Organize a Letter-writing Meeting in Your Community
The Power of the Pen
Letter-writing meetings are a great way to engage people in your community in advocacy that is quick, easy, and effective. It gives people the opportunity to take learn and action on an issue is a friendly casual setting. It also exposes people to RESULTS’ work, which could lead to new members for your group. The great thing is that bringing people together for the important task of letter-writing is easier than you think. Letter-writing can happen in a number of settings, such as:
A natural component of your group’s monthly RESULTS meetings.
A community outreach event or conference.
Before or after a faith community service or event.
A party with a purpose, i.e. have a potluck with friends and serve a little advocacy for dessert.
No matter what your choice, you can know that a personal, well-written letter for one of our issues is more than a letter; it is democracy in action.
Action Sheets — A Help To your Letter-writing
Even before you choose the setting for your letter-writing, you may want to determine your topic and goal for your work. Do you want to speak to a member of Congress, to the media, or even to the administration?
If you are drawing a blank on what a timely, powerful letter-writing topic might be, not to worry. RESULTS provides monthly action sheets with talking points and background information that will provide you with the information you need to write a timely, compelling letter. Check out the latest monthly action sheets on our website and find one that works for your group.
Allow an hour so that activists have a chance to read through the materials and ask questions, write their letters, and even share them with the group if they wish. Make sure that each letter has the full name, address, and phone number of the writer.
Note: All mail sent to congressional offices in Washington is now screened for anthrax, so we suggest you fax a copy of your handwritten letter to Congress, mail or deliver your letter to the local district office, or contact your members of Congress via e-mail (which is still less effective than a handwritten letter). The simplest thing is for you or someone else to fax the letters in all at once. If this is an option, simply offer to collect the letters and fax them.

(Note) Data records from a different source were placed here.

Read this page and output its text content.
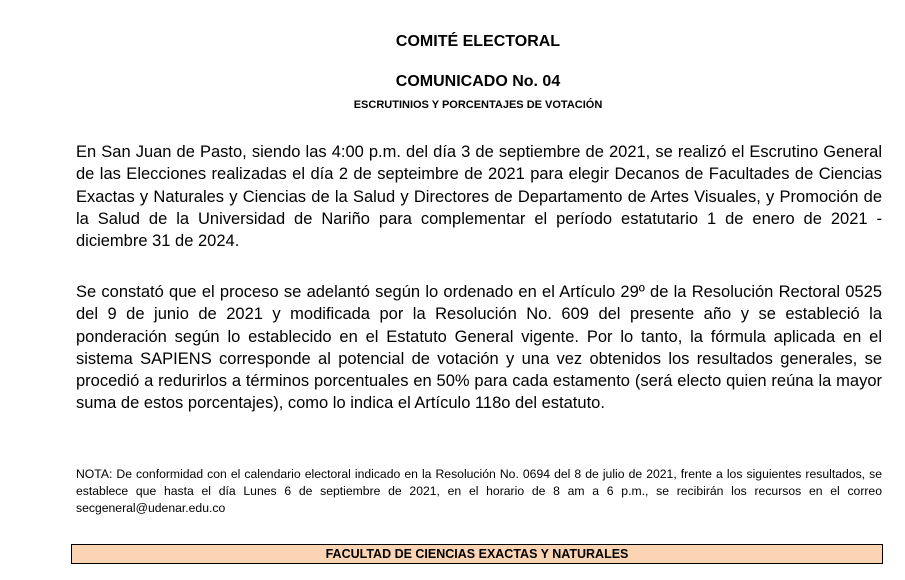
COMITÉ ELECTORAL
COMUNICADO No. 04
ESCRUTINIOS Y PORCENTAJES DE VOTACIÓN

En San Juan de Pasto, siendo las 4:00 p.m. del día 3 de septiembre de 2021, se realizó el Escrutino General de las Elecciones realizadas el día 2 de septeimbre de 2021 para elegir Decanos de Facultades de Ciencias Exactas y Naturales y Ciencias de la Salud y Directores de Departamento de Artes Visuales, y Promoción de la Salud de la Universidad de Nariño para complementar el período estatutario 1 de enero de 2021 - diciembre 31 de 2024.

Se constató que el proceso se adelantó según lo ordenado en el Artículo 29º de la Resolución Rectoral 0525 del 9 de junio de 2021 y modificada por la Resolución No. 609 del presente año y se estableció la ponderación según lo establecido en el Estatuto General vigente. Por lo tanto, la fórmula aplicada en el sistema SAPIENS corresponde al potencial de votación y una vez obtenidos los resultados generales, se procedió a redurirlos a términos porcentuales en 50% para cada estamento (será electo quien reúna la mayor suma de estos porcentajes), como lo indica el Artículo 118o del estatuto.

NOTA: De conformidad con el calendario electoral indicado en la Resolución No. 0694 del 8 de julio de 2021, frente a los siguientes resultados, se establece que hasta el día Lunes 6 de septiembre de 2021, en el horario de 8 am a 6 p.m., se recibirán los recursos en el correo secgeneral@udenar.edu.co

FACULTAD DE CIENCIAS EXACTAS Y NATURALES
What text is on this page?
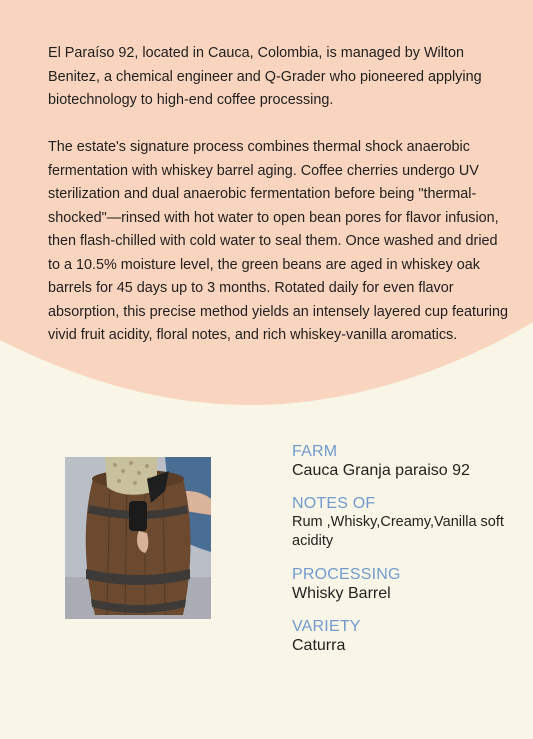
El Paraíso 92, located in Cauca, Colombia, is managed by Wilton Benitez, a chemical engineer and Q-Grader who pioneered applying biotechnology to high-end coffee processing.

The estate's signature process combines thermal shock anaerobic fermentation with whiskey barrel aging. Coffee cherries undergo UV sterilization and dual anaerobic fermentation before being "thermal-shocked"—rinsed with hot water to open bean pores for flavor infusion, then flash-chilled with cold water to seal them. Once washed and dried to a 10.5% moisture level, the green beans are aged in whiskey oak barrels for 45 days up to 3 months. Rotated daily for even flavor absorption, this precise method yields an intensely layered cup featuring vivid fruit acidity, floral notes, and rich whiskey-vanilla aromatics.

FARM
Cauca Granja paraiso 92
NOTES OF
Rum ,Whisky,Creamy,Vanilla soft acidity
PROCESSING
Whisky Barrel
VARIETY
Caturra
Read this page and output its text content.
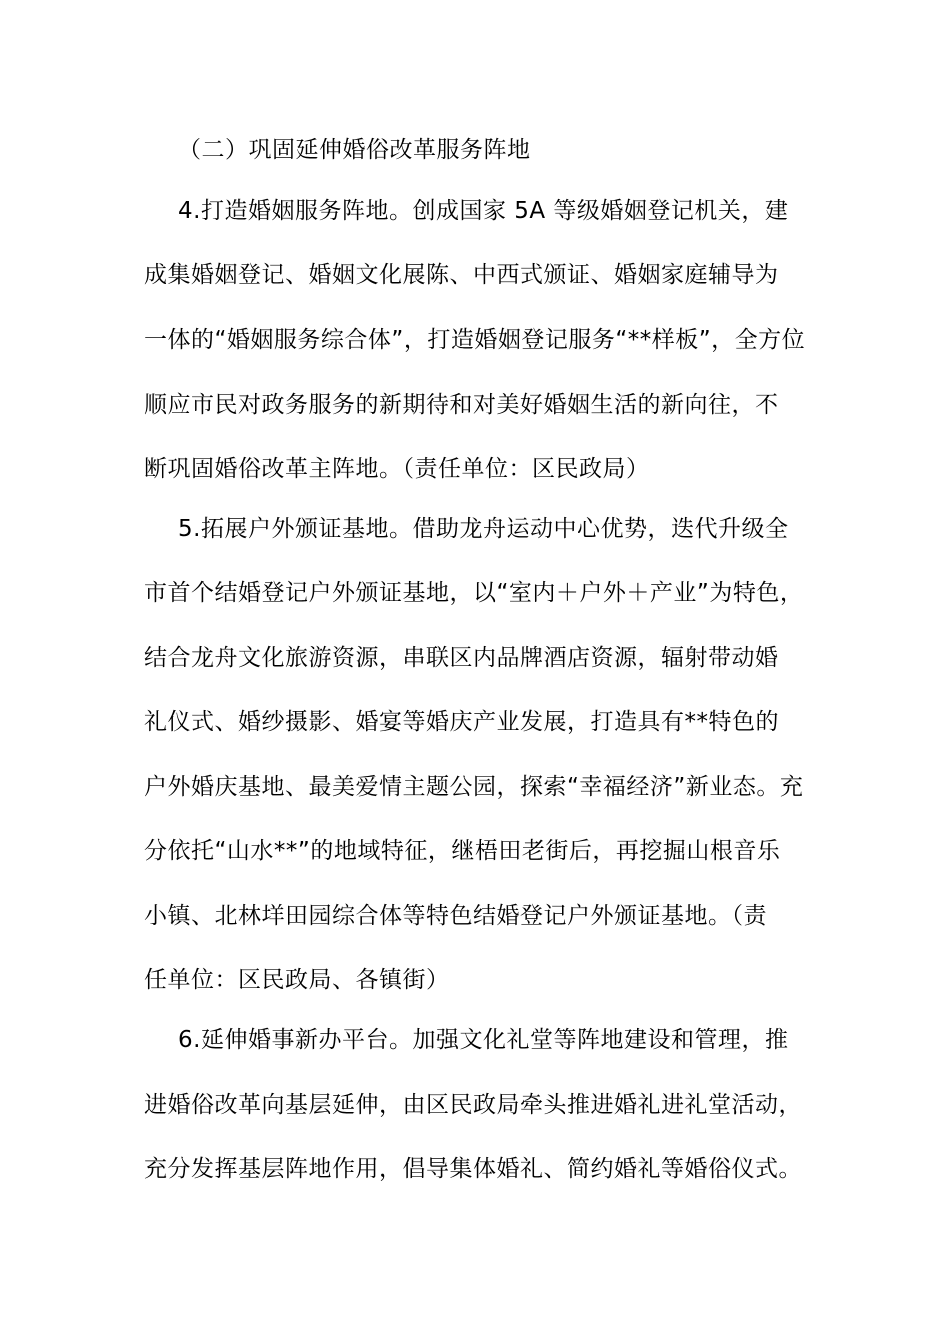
（二）巩固延伸婚俗改革服务阵地
4.打造婚姻服务阵地。创成国家 5A 等级婚姻登记机关，建
成集婚姻登记、婚姻文化展陈、中西式颁证、婚姻家庭辅导为
一体的“婚姻服务综合体”，打造婚姻登记服务“**样板”，全方位
顺应市民对政务服务的新期待和对美好婚姻生活的新向往，不
断巩固婚俗改革主阵地。（责任单位：区民政局）
5.拓展户外颁证基地。借助龙舟运动中心优势，迭代升级全
市首个结婚登记户外颁证基地，以“室内＋户外＋产业”为特色，
结合龙舟文化旅游资源，串联区内品牌酒店资源，辐射带动婚
礼仪式、婚纱摄影、婚宴等婚庆产业发展，打造具有**特色的
户外婚庆基地、最美爱情主题公园，探索“幸福经济”新业态。充
分依托“山水**”的地域特征，继梧田老街后，再挖掘山根音乐
小镇、北林垟田园综合体等特色结婚登记户外颁证基地。（责
任单位：区民政局、各镇街）
6.延伸婚事新办平台。加强文化礼堂等阵地建设和管理，推
进婚俗改革向基层延伸，由区民政局牵头推进婚礼进礼堂活动，
充分发挥基层阵地作用，倡导集体婚礼、简约婚礼等婚俗仪式。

Following up on your letters is just as important as writing the letter itself. Follow-up not only allows you to find out what the response is to your letter, it also helps to develop relationships with congressional staff, that is key to creating political will. Therefore, encourage each member of your meeting to do their follow-up!
If a letter was sent to a congressional office and a response is desired, do not hesitate to use the legislator contact details off the RESULTS website to make a follow-up call. Anyone can use this as an opening for further conversation, including the booking of a face-to-face meeting with an aide or with the congressperson. Additionally, if a letter was meant for print in your local media and it gets published, send a copy to RESULTS Communications Director Colin Smith. Be sure to also send a copy to the relevant legislators in your area; this will show that not only do you speak out on hunger and poverty, but you are available to voice support back in the home district when any legislator takes action on our issues.